Another key issue to be highlighted is the imperative to evaluate the feasibility of win-win policies. A win-win policy is considered better than a usual compromise because both sides attain better benefits than their pre-agreement expectations. Win-win policies are often sought in politics, in economics and by both legal and social institutions. Yet they were not used within the nuclear scenario until the past few years. To give an illustration of a valuable win-win approach is the previously-mentioned Iran nuclear deal. Another case is the recent UK/EU-US nuclear deal. The UK will transfer 700 kg of excess highly enriched uranium to the US and will have in return a different type of uranium. The EURATOM (European Atomic Energy Community) then will convert this uranium into medical isotopes for radiotherapy uses.
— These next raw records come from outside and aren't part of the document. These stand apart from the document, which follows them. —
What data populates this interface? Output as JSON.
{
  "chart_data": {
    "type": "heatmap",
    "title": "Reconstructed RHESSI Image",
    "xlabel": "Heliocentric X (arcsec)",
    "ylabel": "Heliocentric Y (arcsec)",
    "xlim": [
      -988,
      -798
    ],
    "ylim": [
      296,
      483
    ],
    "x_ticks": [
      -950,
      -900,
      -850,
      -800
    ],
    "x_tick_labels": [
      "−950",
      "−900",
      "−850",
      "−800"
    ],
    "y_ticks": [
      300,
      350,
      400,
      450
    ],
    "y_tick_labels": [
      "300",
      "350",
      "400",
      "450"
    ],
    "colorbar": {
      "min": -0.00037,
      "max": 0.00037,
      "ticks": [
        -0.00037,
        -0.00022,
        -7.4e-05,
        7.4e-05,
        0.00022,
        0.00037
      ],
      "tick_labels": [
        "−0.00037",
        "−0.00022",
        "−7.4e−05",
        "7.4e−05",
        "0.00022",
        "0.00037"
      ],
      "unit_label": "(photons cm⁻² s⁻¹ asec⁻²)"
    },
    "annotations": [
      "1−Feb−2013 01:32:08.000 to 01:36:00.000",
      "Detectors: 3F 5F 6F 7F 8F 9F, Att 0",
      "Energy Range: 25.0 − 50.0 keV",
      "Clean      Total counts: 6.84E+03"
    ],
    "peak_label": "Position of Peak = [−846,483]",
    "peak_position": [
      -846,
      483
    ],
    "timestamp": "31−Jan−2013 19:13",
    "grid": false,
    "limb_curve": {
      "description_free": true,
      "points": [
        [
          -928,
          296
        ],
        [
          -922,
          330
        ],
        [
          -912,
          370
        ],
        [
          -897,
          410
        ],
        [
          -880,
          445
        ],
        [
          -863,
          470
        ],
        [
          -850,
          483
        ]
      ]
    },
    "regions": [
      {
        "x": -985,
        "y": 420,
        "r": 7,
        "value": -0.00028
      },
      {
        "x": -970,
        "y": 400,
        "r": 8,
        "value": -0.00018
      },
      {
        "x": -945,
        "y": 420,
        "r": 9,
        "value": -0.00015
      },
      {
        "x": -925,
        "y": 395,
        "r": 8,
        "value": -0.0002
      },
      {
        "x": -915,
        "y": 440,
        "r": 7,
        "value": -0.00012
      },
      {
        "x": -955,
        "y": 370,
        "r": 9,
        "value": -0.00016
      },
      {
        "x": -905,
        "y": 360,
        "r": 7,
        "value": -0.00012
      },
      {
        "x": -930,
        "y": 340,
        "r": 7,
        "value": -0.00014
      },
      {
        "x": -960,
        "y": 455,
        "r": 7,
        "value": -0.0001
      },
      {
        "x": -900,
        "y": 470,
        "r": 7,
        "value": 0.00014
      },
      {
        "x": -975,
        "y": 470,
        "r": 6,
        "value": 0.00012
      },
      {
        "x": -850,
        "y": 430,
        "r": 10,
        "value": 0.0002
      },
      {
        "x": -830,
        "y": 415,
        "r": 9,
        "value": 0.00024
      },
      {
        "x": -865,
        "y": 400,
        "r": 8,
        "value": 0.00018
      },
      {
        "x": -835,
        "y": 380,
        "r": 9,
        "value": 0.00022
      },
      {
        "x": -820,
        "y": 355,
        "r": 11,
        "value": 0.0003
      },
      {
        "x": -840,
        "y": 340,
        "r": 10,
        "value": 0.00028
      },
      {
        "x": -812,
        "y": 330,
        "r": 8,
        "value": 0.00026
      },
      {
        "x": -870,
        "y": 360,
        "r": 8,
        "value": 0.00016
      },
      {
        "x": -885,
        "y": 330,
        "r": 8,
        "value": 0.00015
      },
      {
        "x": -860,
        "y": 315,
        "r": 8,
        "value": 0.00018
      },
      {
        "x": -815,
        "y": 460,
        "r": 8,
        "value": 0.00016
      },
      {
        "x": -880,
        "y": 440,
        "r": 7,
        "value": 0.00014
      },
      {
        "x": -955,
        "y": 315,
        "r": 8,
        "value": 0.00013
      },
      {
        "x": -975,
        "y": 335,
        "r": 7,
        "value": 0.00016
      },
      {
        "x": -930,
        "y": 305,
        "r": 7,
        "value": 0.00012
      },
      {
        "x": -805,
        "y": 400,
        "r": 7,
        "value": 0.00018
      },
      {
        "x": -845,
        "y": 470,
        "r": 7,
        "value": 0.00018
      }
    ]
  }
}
Joint agreements have also been signed between Britain and Japan, Turkey, South Korea and Argentina in order to prevent cyber-attacks on their nuclear installations and waste facilities [16].
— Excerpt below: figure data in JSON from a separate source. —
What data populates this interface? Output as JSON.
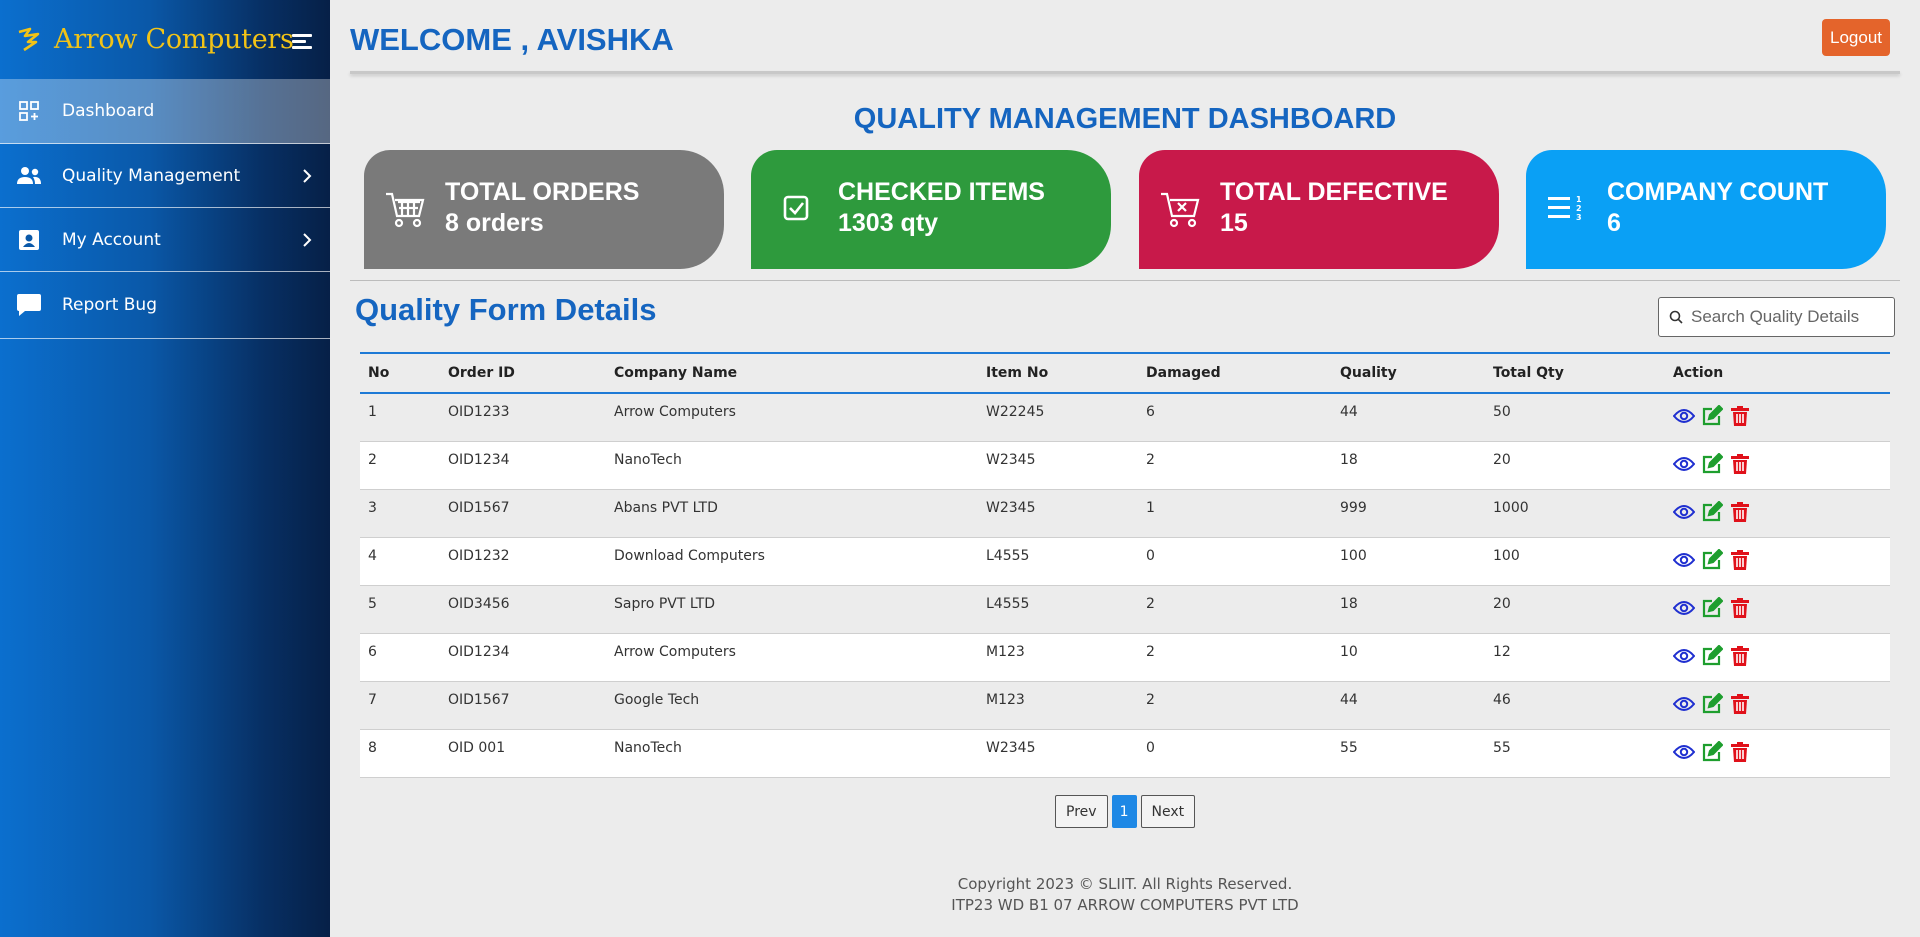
{
  "sidebar": {
    "brand": "Arrow Computers",
    "items": [
      {
        "label": "Dashboard",
        "icon": "dashboard-icon"
      },
      {
        "label": "Quality Management",
        "icon": "users-icon"
      },
      {
        "label": "My Account",
        "icon": "account-icon"
      },
      {
        "label": "Report Bug",
        "icon": "chat-icon"
      }
    ]
  },
  "header": {
    "welcome": "WELCOME , AVISHKA",
    "logout": "Logout"
  },
  "dashboard": {
    "title": "QUALITY MANAGEMENT DASHBOARD",
    "cards": [
      {
        "title": "TOTAL ORDERS",
        "value": "8 orders",
        "icon": "cart-icon",
        "color": "#7a7a7a"
      },
      {
        "title": "CHECKED ITEMS",
        "value": "1303 qty",
        "icon": "checkbox-icon",
        "color": "#2e9a3d"
      },
      {
        "title": "TOTAL DEFECTIVE",
        "value": "15",
        "icon": "cart-x-icon",
        "color": "#c8194a"
      },
      {
        "title": "COMPANY COUNT",
        "value": "6",
        "icon": "numbered-list-icon",
        "color": "#0aa0f5"
      }
    ]
  },
  "details": {
    "title": "Quality Form Details",
    "search_placeholder": "Search Quality Details",
    "columns": [
      "No",
      "Order ID",
      "Company Name",
      "Item No",
      "Damaged",
      "Quality",
      "Total Qty",
      "Action"
    ],
    "rows": [
      [
        "1",
        "OID1233",
        "Arrow Computers",
        "W22245",
        "6",
        "44",
        "50"
      ],
      [
        "2",
        "OID1234",
        "NanoTech",
        "W2345",
        "2",
        "18",
        "20"
      ],
      [
        "3",
        "OID1567",
        "Abans PVT LTD",
        "W2345",
        "1",
        "999",
        "1000"
      ],
      [
        "4",
        "OID1232",
        "Download Computers",
        "L4555",
        "0",
        "100",
        "100"
      ],
      [
        "5",
        "OID3456",
        "Sapro PVT LTD",
        "L4555",
        "2",
        "18",
        "20"
      ],
      [
        "6",
        "OID1234",
        "Arrow Computers",
        "M123",
        "2",
        "10",
        "12"
      ],
      [
        "7",
        "OID1567",
        "Google Tech",
        "M123",
        "2",
        "44",
        "46"
      ],
      [
        "8",
        "OID 001",
        "NanoTech",
        "W2345",
        "0",
        "55",
        "55"
      ]
    ]
  },
  "pagination": {
    "prev": "Prev",
    "current": "1",
    "next": "Next"
  },
  "footer": {
    "copyright": "Copyright 2023 © SLIIT. All Rights Reserved.",
    "company": "ITP23 WD B1 07 ARROW COMPUTERS PVT LTD"
  },
  "colors": {
    "accent": "#1565c0",
    "logout": "#e4642b",
    "view": "#1f2fd0",
    "edit": "#1e9e2e",
    "delete": "#e0111a"
  }
}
Finally, a wide range of different commitments can be made, with regards to the fields mentioned above. Amongst everyone, the attention should be focused on culture and education, in particular to the general public. This could seem prosaic, however, the need for the education of future generations and investments in culture has to be weighted in the balance and never underrated. Prevention is better than a cure and is a way to avoid future issues arising. Furthermore, people have to learn from their past mistakes. In the last two decades there has been substantial progress in improving the international framework on nuclear security, thanks to the aims achieved of increasing cooperation, diplomacy, research and nuclear forensics.  Looking ahead, there is a duty to carry on this trend and ride this wave of attainments. People will change, governments will change, new geopolitical problems will probably arise and new economic crises will possibly come up; nonetheless, the objective of a secure and sustainable nuclear future must remain the same.